The demonstration unit has the capacity to produce 60 Nm3/h of biomethane fuel from biogas collected at a landfill. Due to methane’s high energy value (1 metric ton of household waste produces around 200 m3 of biogas or 100 m3 of methane, which is the equivalent of 100 liters of gasoline), this output can meet the annual energy needs of a fleet of 210 light vehicles. This new energy recovery method of using the biogas produced by non-hazardous waste landfills complements the other Claye-Souilly energy recovery facilities, which produce enough electricity to meet the needs (excluding heating) of a city with 228,000 inhabitants.

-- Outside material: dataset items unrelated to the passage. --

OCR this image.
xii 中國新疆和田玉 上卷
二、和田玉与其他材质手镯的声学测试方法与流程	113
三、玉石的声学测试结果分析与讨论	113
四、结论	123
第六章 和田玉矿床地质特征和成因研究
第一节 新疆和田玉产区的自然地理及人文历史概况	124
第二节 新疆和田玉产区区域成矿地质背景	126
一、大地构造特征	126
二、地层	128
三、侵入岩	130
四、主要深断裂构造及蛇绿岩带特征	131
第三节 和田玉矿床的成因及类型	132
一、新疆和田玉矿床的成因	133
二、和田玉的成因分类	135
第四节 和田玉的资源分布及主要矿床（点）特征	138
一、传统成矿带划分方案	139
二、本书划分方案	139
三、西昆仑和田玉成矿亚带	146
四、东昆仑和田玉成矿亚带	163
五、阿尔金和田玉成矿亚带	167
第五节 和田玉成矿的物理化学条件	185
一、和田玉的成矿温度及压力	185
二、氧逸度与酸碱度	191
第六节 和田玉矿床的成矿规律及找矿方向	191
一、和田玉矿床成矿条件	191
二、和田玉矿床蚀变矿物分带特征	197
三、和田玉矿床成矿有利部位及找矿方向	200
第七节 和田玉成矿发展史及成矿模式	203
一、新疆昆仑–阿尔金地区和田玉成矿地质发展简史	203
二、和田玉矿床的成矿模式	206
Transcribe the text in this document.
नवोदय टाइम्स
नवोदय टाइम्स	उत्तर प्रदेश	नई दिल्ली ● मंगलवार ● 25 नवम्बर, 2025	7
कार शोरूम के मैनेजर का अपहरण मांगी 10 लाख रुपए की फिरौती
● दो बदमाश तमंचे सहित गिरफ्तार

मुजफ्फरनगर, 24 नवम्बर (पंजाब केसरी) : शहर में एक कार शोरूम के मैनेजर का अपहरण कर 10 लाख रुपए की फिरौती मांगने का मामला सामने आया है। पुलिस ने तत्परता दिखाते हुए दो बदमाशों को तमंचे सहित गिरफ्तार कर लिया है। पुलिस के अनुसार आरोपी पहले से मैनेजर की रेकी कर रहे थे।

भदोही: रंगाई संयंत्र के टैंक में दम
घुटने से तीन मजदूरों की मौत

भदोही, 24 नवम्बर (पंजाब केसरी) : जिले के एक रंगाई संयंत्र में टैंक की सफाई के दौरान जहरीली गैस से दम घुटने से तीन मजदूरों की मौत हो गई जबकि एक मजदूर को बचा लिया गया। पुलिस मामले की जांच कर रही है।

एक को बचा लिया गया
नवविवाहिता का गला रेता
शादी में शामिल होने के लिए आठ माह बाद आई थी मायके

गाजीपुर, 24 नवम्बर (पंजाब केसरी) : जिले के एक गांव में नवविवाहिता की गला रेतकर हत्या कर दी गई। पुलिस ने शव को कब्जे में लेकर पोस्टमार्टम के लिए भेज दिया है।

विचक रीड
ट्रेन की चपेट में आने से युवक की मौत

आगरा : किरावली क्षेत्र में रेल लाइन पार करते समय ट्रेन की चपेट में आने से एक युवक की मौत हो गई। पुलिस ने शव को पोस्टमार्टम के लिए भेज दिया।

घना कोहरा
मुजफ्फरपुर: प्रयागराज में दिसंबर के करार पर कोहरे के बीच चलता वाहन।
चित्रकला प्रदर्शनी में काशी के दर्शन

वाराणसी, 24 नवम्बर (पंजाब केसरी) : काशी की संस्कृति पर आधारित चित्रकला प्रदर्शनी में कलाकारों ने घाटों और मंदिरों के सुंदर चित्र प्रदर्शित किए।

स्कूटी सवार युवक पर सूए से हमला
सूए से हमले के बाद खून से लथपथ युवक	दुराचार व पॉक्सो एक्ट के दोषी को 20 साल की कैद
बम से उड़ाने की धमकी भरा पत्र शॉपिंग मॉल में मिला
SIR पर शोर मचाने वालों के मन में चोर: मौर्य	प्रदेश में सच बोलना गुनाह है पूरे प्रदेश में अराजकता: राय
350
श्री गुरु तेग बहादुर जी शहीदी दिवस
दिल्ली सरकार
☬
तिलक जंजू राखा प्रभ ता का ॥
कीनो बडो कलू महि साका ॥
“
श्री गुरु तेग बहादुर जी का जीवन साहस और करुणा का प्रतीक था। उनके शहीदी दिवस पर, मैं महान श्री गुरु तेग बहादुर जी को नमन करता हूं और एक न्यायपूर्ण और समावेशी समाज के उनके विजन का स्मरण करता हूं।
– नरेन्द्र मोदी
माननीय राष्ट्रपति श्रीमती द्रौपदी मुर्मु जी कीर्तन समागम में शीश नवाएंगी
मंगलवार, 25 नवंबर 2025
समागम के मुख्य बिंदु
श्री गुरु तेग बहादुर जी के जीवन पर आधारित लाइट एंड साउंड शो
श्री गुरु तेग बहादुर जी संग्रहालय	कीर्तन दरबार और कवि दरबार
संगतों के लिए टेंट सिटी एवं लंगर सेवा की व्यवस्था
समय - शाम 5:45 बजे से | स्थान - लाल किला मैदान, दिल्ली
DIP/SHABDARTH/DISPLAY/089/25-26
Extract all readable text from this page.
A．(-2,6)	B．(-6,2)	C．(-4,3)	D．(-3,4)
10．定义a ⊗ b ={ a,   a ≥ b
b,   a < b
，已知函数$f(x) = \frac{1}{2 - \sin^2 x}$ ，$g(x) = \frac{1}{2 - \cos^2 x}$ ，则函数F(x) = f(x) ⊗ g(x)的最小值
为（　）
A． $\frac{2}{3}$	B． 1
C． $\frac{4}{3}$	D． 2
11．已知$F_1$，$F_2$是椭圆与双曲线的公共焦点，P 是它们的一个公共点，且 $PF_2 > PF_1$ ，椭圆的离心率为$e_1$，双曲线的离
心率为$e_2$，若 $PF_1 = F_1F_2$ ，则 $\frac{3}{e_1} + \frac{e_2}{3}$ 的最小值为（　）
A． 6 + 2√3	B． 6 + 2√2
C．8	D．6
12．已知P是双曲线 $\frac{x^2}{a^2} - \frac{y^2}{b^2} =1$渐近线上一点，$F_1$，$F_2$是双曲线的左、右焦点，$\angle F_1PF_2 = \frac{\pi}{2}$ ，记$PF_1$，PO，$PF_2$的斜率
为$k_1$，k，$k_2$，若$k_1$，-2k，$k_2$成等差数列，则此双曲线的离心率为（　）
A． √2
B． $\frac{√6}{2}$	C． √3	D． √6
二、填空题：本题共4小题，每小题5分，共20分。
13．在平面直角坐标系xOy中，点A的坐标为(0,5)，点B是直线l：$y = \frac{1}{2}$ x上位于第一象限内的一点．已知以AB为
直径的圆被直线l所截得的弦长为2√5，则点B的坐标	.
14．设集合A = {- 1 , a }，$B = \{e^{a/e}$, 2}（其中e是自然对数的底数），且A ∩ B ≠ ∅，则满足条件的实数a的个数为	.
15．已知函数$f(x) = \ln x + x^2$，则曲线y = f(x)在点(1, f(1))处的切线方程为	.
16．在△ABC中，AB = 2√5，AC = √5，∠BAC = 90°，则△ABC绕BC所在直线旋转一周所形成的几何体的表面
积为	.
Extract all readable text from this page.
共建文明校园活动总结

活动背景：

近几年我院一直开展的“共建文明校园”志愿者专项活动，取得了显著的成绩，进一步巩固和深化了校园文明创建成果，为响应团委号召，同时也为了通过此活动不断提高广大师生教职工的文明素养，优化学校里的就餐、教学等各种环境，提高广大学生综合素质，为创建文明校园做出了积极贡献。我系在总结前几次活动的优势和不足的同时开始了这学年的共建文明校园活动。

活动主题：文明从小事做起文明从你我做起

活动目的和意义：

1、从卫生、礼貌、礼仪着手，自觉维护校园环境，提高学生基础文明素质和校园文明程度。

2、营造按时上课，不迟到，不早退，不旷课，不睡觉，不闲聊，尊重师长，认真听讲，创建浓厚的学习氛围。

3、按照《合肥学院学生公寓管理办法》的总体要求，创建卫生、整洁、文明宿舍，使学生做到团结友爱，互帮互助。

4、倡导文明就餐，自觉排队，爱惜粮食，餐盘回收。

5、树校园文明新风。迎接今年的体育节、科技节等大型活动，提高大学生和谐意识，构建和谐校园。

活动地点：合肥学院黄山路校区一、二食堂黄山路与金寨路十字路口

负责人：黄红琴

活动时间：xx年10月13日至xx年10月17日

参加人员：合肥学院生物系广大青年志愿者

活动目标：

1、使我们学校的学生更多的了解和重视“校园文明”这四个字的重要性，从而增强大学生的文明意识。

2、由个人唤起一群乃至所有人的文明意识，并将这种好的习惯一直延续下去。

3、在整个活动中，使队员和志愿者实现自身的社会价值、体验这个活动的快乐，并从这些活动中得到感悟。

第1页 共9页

“Operated as energy production facilities, non-hazardous waste landfills are becoming more and more efficient at biogas collection. This new development broadens the range of methods of converting biogas into energy. From the waste collected from households, we produce Meth’OD® gas, which is then used as fuel by a waste collection vehicle: we’ve come full circle,” says Pascal Peslerbe, head of waste treatment and recovery at Veolia Environmental Services Ile-de-France.
From an environmental viewpoint, as biomethane is not a fossil fuel it is considered a renewable energy. In the longer term, using biomethane fuel instead of diesel will avoid emissions averaging 140 g of CO2 per kilometer traveled. For a fleet of 210 light vehicles, each covering 30,000 km a year, that represents an annual saving of 882 metric tons of CO2.
Replacing fossil fuels by new fuels produced from waste helps to limit greenhouse gas emissions. Optimizing the performance of biogas recovery and conversion at non-hazardous landfills and diversifying the methods for achieving this is one of the research programs conducted by Veolia Environnement, which dedicates 70% of its R&D to combating climate change.